Among those with SMA type 3, 19% (n = 3) demonstrated a clinically meaningful improvement in HFMSE score by day 253—including a nonambulant child. All told, 36% (n = 4) showed meaningful improvement by day 1050. For the 13 patients with SMA type 3 who were nonambulant, mean HFMSE scores were improved by 2.6 points while 17% (n = 2) and 44% (n = 4) showed meaningful increases by day 253 and Day 1050, respectively.

For ULM scores, those with SMA type 3 who were nonambulant had achieved the maximum score of 18 points by day 350 and maintained it through Day 1150. Of those 11 patients with SMA type 2, 45% (n = 5) showed an improvement of ≥2 points by day 253 and 56% (n = 5 of 9) by Day 1050. Darras and colleagues noted that there was a strong correlation between change in baseline HFMSE score and change in ULM score (r = .87) at Day 1050.

“These results also suggest that treatment with nusinersen may not just prevent motor function deterioration but could also allow for continued motor function improvement and even reversal of motor function loss,” the investigators wrote. Although they acknowledged that the biological basis for the demonstrated time-dependent effect of the therapy is unknown and unstudied, it may be related to a number of processes— continued axonal growth and reinnervation of muscle fibers, improved neuronal/axonal function, maturation of abnormal synapses, and/or transneuromuscular junction effects on muscles—possibly induced by an increased SMN protein production.

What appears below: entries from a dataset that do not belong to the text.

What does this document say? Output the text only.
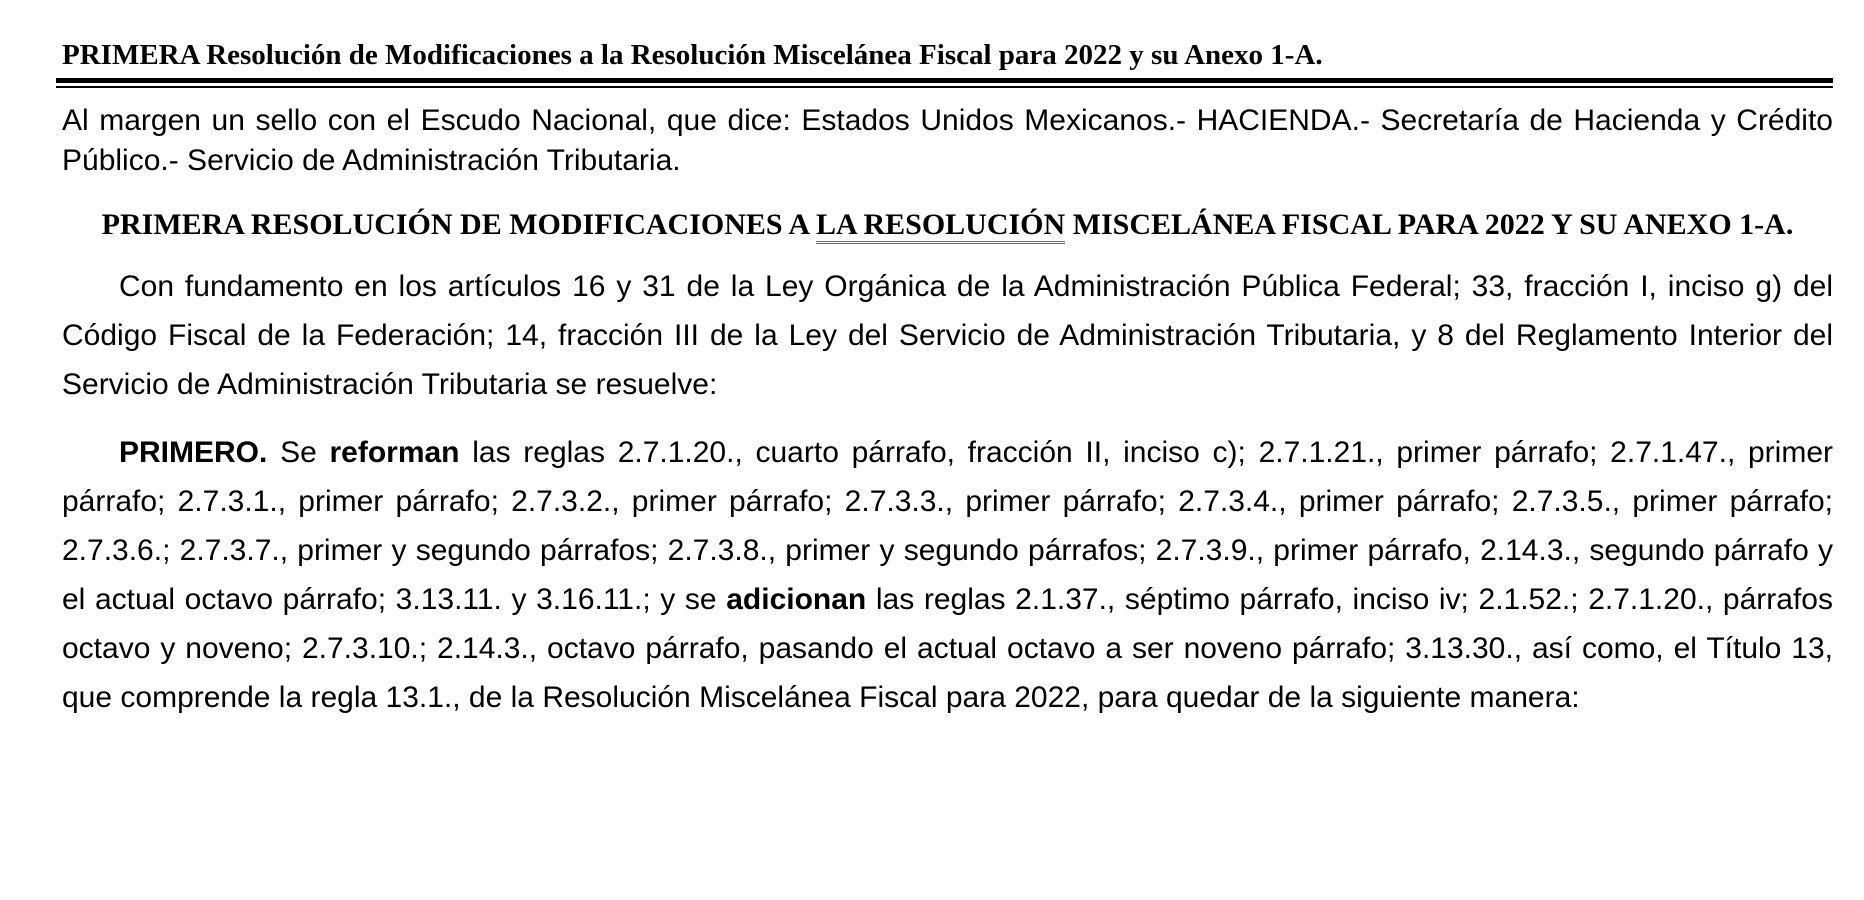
PRIMERA Resolución de Modificaciones a la Resolución Miscelánea Fiscal para 2022 y su Anexo 1-A.
Al margen un sello con el Escudo Nacional, que dice: Estados Unidos Mexicanos.- HACIENDA.- Secretaría de Hacienda y Crédito Público.- Servicio de Administración Tributaria.
PRIMERA RESOLUCIÓN DE MODIFICACIONES A LA RESOLUCIÓN MISCELÁNEA FISCAL PARA 2022 Y SU ANEXO 1-A.
Con fundamento en los artículos 16 y 31 de la Ley Orgánica de la Administración Pública Federal; 33, fracción I, inciso g) del Código Fiscal de la Federación; 14, fracción III de la Ley del Servicio de Administración Tributaria, y 8 del Reglamento Interior del Servicio de Administración Tributaria se resuelve:
PRIMERO. Se reforman las reglas 2.7.1.20., cuarto párrafo, fracción II, inciso c); 2.7.1.21., primer párrafo; 2.7.1.47., primer párrafo; 2.7.3.1., primer párrafo; 2.7.3.2., primer párrafo; 2.7.3.3., primer párrafo; 2.7.3.4., primer párrafo; 2.7.3.5., primer párrafo; 2.7.3.6.; 2.7.3.7., primer y segundo párrafos; 2.7.3.8., primer y segundo párrafos; 2.7.3.9., primer párrafo, 2.14.3., segundo párrafo y el actual octavo párrafo; 3.13.11. y 3.16.11.; y se adicionan las reglas 2.1.37., séptimo párrafo, inciso iv; 2.1.52.; 2.7.1.20., párrafos octavo y noveno; 2.7.3.10.; 2.14.3., octavo párrafo, pasando el actual octavo a ser noveno párrafo; 3.13.30., así como, el Título 13, que comprende la regla 13.1., de la Resolución Miscelánea Fiscal para 2022, para quedar de la siguiente manera:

6MWT scores were significantly improved by ≥30 meters from baseline in 50% of patients with SMA type 3 by day 253. By day 1050, 100% of the 8 children showed clinically meaningful improvements. Of the 4 children who had lost the ability to walk, 2 regained the ability to walk independently during the study period.

As for safety, all 28 children experienced ≥1 adverse event (AE), though most were mild or moderate and unrelated to nusinersen treatment. The most common (occurring in ≥20%) were post-lumbar puncture syndrome (n = 16; 57%), headache (n = 13; 46%), nasopharyngitis (n = 12; 43%), upper respiratory tract infection (n = 12; 43%), puncture site pain (n = 11; 39%), back pain (n = 9; 32%), scoliosis (n = 8; 29%), pyrexia (n = 7; 25%), joint contracture (n = 6; 21%), rhinorrhea (n = 6; 21%), and vomiting (n = 6; 21%).

Serious AEs were reported by 5 patients (18%), though none led to discontinuation and none were deemed related to the study drug. “No clinically relevant changes in laboratory values or neurologic examinations considered related to nusinersen treatment were observed,” Darras and colleagues wrote.
REFERENCES
1. Darras BT, Chiriboga CA, Iannaccone ST, et al. Nusinersen in later-onset spinal muscular atrophy. Neurology. 2019;92:1-15. doi: 10.1212/WNL.0000000000007527.
2. Spinal muscular atrophy drug may help kids with later-onset disease [press release]. Minneapolis, MN: American Academy of Neurology; Published April 24, 2019. eurekalert.org/pub_releases/2019-04/aaon-sma041919.php. Accessed April 24, 2019.
3. Aragon-Gawinska K, Seferian A, Daron A, et al. Nusinersen in spinal muscular atrophy type 1 patients older than 7 months. Neurology. 2018;91:1-7. doi:10.1212/WNL.0000000000006281.